But hey — been there, done that, got the newspaper headlines (and t-shirts). And over time a lot of the tech debt has been mopped up.
Chapter 5: Christmas goes off without a hitch
Our previous Christmases had been more than challenging. 2017 was the year of the “not releasing handsets” problem. We only found out that we had a handset releasing problem when all the handsets needed to be used (and some didn’t release). The fault was larger and more complicated than just one single issue and involved cross-team collaboration from networks, to engineering and 3rd party hardware suppliers. And 2018 was the year our new production-grade checkout-in-the-cloud dependency ran into scaling problems when we started hitting Christmas peak, even though it had been load and capacity tested ahead of time.
But then Christmas 2019 came along. With a fully upgraded store WAN and Wi-Fi network across the estate, and several learnings and fixes applied to the checkout-in-the-cloud system throughout the year, we just had to rely on our own apps and services — that had been through much larger capacity testing — to stand firm and deliver, and they did! We sat in awe during the peak hours watching very large usage visualisations on Kibana and Grafana in a spookily quiet office… bliss.
Chapter 6: The whole estate and beyond
At the time of this publication, SmartShop is in over 600 stores nationwide. That figure includes all but a handful of our supermarket estate, and has been growing exponentially — we were only in 72 stores 12 months ago. We’re in the land where we (as an engineering team) don’t hear about each new store launch or have to prepare (thanks in part to the 4th iteration of our web-based administration panel — one for another blog post I’m sure). This is a very nice place to be — a sentiment I’m sure fellow engineers amongst you will understand very well.
We’re now using data to inform decisions to a greater extent than ever— from building metrics into everything we do, to sitting with our in-team user researchers and designers to set up, plan and experiment with A/B tests across mobile and in-store devices. We proactively monitor and alert on issues rather than waiting for stores to tell us there’s a problem (although that still sometimes happens). And we have a support rota for engineers where we hardly ever get called — and people actually want to volunteer to be a part of it!

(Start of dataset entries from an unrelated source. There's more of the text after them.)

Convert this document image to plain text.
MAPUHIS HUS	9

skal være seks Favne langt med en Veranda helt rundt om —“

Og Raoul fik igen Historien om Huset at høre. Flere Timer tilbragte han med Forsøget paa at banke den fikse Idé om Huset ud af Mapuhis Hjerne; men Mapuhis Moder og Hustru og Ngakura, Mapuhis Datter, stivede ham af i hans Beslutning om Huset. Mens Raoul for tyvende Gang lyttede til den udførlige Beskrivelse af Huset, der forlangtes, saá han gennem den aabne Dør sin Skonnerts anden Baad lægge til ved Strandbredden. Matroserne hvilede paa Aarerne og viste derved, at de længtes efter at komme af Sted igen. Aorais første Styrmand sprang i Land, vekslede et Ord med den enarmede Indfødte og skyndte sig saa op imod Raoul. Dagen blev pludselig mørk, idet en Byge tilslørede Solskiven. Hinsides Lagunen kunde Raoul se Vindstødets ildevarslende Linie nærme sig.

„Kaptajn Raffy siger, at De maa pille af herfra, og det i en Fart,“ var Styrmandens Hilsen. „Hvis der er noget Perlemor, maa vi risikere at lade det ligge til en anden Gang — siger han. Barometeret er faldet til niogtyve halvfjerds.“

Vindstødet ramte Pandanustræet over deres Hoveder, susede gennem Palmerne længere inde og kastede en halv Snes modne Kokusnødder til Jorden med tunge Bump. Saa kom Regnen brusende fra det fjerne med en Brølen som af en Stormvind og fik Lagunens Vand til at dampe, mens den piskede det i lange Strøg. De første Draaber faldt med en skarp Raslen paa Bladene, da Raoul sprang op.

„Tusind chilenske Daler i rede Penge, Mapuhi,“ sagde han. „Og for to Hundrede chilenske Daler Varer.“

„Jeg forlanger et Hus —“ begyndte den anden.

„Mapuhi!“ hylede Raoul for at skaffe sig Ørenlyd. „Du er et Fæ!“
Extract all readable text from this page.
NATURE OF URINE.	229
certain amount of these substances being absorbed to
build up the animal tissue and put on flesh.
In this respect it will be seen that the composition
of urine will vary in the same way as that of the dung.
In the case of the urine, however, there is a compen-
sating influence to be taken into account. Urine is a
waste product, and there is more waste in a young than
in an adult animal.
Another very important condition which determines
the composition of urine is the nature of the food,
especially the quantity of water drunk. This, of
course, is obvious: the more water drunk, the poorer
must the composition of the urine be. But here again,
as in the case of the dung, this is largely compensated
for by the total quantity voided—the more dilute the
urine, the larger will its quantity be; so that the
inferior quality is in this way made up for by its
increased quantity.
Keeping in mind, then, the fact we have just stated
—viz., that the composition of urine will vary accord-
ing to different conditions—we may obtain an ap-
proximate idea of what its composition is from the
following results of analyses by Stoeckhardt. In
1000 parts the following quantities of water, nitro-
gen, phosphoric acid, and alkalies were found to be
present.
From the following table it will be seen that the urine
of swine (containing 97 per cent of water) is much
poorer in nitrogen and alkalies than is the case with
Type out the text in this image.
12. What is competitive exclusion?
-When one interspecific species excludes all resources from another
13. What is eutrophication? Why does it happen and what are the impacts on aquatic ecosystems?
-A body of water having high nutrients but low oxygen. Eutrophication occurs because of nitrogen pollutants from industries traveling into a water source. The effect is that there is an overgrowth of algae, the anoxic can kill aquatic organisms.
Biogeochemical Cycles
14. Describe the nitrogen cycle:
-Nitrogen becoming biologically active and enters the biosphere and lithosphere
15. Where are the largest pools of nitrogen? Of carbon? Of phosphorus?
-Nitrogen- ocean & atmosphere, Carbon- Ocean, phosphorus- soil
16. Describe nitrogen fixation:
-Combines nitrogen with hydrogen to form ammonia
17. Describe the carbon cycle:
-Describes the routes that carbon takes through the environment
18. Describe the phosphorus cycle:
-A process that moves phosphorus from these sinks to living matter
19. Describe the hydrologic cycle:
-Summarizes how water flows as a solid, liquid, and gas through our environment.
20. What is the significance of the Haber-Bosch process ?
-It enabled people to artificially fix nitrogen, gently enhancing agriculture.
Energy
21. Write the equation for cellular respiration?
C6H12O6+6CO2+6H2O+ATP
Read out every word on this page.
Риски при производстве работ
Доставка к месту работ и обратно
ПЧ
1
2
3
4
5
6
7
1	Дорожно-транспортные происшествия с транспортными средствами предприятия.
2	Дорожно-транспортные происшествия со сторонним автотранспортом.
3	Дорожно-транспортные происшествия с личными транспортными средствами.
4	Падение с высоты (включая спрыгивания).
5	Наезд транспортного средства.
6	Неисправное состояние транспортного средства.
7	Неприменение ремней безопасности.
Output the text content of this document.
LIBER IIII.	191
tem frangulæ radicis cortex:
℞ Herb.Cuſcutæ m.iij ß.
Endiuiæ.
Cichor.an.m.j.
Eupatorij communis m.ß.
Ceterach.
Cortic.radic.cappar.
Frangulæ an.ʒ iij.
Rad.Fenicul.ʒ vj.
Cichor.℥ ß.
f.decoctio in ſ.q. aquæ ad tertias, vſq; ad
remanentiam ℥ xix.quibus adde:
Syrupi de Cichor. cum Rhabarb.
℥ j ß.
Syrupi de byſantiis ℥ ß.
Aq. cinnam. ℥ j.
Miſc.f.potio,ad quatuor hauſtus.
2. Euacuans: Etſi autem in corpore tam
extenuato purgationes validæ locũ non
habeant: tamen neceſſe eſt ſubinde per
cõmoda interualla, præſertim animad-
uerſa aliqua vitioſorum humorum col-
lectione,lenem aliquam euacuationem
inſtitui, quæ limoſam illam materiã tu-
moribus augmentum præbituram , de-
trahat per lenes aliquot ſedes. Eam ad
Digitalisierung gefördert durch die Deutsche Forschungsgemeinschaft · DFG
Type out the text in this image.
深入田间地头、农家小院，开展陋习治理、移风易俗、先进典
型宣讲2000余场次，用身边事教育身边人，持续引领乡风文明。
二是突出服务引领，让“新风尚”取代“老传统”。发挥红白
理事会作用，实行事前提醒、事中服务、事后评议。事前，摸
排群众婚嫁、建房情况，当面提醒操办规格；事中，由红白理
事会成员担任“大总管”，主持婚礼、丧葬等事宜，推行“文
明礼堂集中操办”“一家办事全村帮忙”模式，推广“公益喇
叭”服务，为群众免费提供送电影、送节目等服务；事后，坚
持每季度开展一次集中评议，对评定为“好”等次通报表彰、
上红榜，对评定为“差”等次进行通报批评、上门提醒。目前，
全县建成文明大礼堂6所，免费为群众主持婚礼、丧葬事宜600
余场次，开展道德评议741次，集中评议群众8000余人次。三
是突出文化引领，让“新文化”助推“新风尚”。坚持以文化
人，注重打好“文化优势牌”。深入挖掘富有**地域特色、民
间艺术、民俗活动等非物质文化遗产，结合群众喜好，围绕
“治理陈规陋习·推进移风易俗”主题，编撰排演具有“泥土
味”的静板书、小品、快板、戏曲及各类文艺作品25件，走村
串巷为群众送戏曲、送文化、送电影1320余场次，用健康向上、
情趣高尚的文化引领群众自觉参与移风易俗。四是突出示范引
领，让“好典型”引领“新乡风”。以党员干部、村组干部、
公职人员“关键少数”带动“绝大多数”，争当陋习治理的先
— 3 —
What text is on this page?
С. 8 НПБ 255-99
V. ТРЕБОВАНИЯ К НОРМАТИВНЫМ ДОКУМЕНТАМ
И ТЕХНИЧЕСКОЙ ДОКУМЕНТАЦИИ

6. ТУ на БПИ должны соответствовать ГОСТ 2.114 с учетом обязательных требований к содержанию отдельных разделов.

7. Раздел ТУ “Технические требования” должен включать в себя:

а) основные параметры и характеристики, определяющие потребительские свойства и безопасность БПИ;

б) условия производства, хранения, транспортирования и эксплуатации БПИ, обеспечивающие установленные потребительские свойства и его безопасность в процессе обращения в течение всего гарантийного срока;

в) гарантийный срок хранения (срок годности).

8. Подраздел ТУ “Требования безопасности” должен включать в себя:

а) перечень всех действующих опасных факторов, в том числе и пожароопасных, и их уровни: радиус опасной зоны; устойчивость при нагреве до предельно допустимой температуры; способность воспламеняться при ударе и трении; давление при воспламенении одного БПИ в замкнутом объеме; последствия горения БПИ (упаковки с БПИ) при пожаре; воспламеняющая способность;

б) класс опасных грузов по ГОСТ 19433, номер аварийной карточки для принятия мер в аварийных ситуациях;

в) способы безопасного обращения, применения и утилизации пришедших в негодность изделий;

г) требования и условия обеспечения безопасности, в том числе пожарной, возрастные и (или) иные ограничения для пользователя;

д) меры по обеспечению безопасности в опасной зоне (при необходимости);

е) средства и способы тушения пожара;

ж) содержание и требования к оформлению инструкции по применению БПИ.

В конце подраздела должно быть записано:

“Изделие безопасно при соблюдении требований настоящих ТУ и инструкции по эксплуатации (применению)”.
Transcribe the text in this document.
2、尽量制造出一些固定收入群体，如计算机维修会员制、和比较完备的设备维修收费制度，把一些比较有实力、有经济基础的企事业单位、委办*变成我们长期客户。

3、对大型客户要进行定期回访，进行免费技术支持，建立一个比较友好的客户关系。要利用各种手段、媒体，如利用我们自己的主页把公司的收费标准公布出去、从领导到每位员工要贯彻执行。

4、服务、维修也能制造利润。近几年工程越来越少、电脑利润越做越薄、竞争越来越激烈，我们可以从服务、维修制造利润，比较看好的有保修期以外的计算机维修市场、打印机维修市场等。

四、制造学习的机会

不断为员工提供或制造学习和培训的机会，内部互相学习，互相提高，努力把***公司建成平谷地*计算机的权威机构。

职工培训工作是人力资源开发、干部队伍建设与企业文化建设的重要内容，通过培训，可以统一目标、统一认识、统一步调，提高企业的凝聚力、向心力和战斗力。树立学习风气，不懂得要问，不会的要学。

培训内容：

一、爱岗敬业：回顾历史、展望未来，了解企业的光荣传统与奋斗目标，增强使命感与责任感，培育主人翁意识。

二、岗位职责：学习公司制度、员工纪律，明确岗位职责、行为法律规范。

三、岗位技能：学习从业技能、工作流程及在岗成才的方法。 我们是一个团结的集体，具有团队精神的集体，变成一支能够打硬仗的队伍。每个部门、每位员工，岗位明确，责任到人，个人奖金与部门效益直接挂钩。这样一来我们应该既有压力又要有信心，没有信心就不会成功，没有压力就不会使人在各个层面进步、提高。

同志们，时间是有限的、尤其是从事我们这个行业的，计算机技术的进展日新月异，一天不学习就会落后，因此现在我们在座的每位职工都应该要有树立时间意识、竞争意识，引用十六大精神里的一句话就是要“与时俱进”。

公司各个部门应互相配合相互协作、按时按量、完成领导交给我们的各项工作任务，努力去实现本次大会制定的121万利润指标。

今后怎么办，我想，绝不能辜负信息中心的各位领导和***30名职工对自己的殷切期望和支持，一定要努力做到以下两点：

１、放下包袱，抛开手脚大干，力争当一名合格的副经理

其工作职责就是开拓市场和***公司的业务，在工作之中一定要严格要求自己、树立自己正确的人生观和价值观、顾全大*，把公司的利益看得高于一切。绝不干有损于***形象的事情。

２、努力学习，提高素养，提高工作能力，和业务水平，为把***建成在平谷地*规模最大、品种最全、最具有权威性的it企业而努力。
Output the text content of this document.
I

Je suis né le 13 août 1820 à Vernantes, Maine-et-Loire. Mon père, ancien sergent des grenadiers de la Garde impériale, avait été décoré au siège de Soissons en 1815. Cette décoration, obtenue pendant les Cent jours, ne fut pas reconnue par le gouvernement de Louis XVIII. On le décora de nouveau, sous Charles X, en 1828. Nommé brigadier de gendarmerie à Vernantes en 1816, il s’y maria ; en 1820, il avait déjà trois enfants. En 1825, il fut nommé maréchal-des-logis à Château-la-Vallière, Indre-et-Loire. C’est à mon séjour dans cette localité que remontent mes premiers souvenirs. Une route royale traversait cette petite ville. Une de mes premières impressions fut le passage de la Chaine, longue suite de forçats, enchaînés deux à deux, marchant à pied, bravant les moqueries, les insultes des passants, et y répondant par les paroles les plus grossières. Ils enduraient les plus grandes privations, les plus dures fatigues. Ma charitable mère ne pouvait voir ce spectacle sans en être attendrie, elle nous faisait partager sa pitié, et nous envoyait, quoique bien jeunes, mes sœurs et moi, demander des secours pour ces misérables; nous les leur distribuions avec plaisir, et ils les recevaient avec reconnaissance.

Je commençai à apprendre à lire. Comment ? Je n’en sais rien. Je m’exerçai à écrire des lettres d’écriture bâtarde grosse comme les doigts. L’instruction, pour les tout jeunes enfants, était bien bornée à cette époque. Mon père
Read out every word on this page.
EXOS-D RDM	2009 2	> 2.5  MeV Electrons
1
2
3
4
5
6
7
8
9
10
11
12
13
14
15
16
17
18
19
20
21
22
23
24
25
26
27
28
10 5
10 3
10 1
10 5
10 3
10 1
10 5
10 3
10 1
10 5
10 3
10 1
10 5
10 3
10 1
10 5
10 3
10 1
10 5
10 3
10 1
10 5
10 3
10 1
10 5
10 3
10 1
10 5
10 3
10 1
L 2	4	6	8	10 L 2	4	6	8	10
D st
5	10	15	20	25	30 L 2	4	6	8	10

We’ve brought the technology to a handful of convenience stores and, with nearly 800 of them, if we continue to rollout we could potentially more than double the number of stores we’re in at the moment. We’re also looking closely at our mobile payments proposition (currently in 10 stores) and how we can give more of our customers the ability to checkout in this super-fast way. It’s no longer as much of a technical challenge but more of a logistical one — and one as a large cross-functional team we’re helping to solve as engineers too. So I’m certain there’s lots to come in the near future — watch this space!
TL;DR — What we learnt:
- There is no secret sauce but a load of important lessons learnt (sorry/not sorry to those who took the shortcut here)
- We overestimated the capability of our dependencies, and underestimated our reliance on them, but ultimately they got us to where we are today
- We learnt how to support our product as we went along
- There are always gaps in testing — even if you test-all-the-things — and you only realise that when something goes wrong in Production
- It’s not all about the red tape, and we can’t solve everything* — especially when we rely on other teams that have different practices, problems & legacy
- The whole team should be involved in decision-making wherever possible (most of the time), but also given time to understand decisions when that’s not possible
- When you gain respect as a team, you are able to push back on things much more effectively when they don’t make sense
- A product like ours will always be made up of several teams across multiple functions — and that is a great thing as long as you all collaborate, sit with each other and understand how each other work
- It can be a long slog, so make sure you have a great team around you!
- When you get there, you forget what you went through until you write a blog post on it
* with limited money, team capacity and other priorities